Die Trinkhallen können auch Sponsoren gebrauchen. In den vergangenen 40 Jahren sank die Zahl der Frankfurter Wasserhäuschen auf etwa ein Drittel, derzeit rund 200. Die Konkurrenz von Supermärkten und Tankstellen macht ihnen schwer zu schaffen. Zum Erhalt der einstigen Kultur rufen sie auf, Wasserhäuschen zu besuchen, eine Packung Zigaretten oder eine Flasche Bier oder zehn Gummibärchen zu kaufen. Das Wasserhäuschen-Quartett ist der derzeit kleinste Wasserhäuschenführer Frankfurts, um die Vielfalt städtischen Lebens zu unterstützen.
Mancher hat gute Kindheitserinnerungen an die gemischte Tüte, an den Pricklpit oder die Nappos, die Plombenzieher, an die Süßigkeiten als Pfennigartikel. Es ist ein niedrigschwelliger Kommunikationsraum, ein probates Mittel gegen Einsamkeit, ein begehbarer Lottoschalter, eine Freiluftbar für Stehbiertrinker, zwar auch als Treffpunkt der Säufer verschrien. Die Pächter sind zwar inzwischen selten Deutsche, da durch die Daueranwesenheit die Familienstruktur besser zu Ausländern passt und diese sich abwechseln können. Es gibt Kioske, Trinkhallen zwar auch in anderen Städten wie Berlin oder Dortmund, London als Speakers Corner. Aber in Frankfurt gibt es bei weitem am meisten Kioske. Sie sind typisch für Frankfurt ähnlich wie Grüne Sauce (Grien Sooß), Frankfurter Äppelwoin und die Apfelweinwirtschaften und das Frankfurter Würstchen. Es gibt halt eine gewachsene Kultur unterhalb des Bankenviertels, des Römers, Palmengartens, der Museen und des Museumsufers oder der alten Oper, und diese soll erhalten bleiben.

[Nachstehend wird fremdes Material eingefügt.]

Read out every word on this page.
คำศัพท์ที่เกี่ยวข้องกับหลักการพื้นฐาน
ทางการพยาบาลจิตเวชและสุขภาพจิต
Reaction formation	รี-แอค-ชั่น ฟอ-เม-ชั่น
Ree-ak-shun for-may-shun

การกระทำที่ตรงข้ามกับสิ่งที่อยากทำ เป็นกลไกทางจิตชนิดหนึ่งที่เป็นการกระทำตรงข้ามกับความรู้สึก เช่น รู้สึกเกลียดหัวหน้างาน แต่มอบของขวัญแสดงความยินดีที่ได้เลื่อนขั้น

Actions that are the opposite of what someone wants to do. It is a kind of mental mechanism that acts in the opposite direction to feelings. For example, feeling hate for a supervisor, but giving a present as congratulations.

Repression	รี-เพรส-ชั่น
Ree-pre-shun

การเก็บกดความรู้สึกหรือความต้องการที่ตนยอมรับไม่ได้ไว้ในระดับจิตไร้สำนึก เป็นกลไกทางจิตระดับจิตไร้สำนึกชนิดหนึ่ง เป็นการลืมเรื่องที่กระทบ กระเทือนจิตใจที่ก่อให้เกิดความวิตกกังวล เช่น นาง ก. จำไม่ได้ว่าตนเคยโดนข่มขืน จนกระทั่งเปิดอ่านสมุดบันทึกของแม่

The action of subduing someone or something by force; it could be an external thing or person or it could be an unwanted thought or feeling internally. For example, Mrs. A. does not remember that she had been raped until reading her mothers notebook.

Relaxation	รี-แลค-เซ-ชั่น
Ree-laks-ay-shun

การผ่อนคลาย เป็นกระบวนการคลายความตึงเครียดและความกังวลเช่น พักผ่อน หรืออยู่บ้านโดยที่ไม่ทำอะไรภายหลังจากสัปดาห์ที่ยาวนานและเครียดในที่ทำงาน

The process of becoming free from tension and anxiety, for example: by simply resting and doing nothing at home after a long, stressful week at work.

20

Die Geburtsstunde lässt sich auf ca. 1870 datieren, als wenige Jahre zuvor in Frankfurt die Produktion von Sodawasser begonnen hatte, da Wasser ungereinigt und giftig war, und die Arbeiter Bier tranken. Um dieses einer breiten Bevölkerung zur Verfügung zu stellen, förderten die städtischen Behörden den Bau von Trinkhallen, um die Arbeiter von der Trunksucht abzuhalten, deswegen im Volksmund die Wasserhäuschen. Im Laufe der Zeit erweiterte sich das Angebot, Schokolade, Tabak, Zeitungen, belegte Brötchen und evtl. eine Espressobar. Früher hießen sie Jöst-Kioske, als die Firma Jöst die Kioske sponserte. Manche sind in den Häuserzeilen untergebracht, aber viele sind alleinstehend, in typisch rundlicher Form.
Das Frankfurter Wasserhäuschen-Quartett ist erhältlich an vielen Wasserhäuschen für 7,90 plus 1,60 Porto oder online unter . Das Spiel ist allen ehemaligen und noch existierenden Wasserhäuschen, deren Betreibern und Kunden mit all ihren liebenswerten und individuellen Charakteren gewidmet. Die Kategorien der Wertung sind: Betreiber vor Ort seit …, Fruchtgummivariationen, Biersorten, Sprechzeiten pro Woche, Kinderspaßfaktor, Thekenlänge und Eintrachtfieberkurve.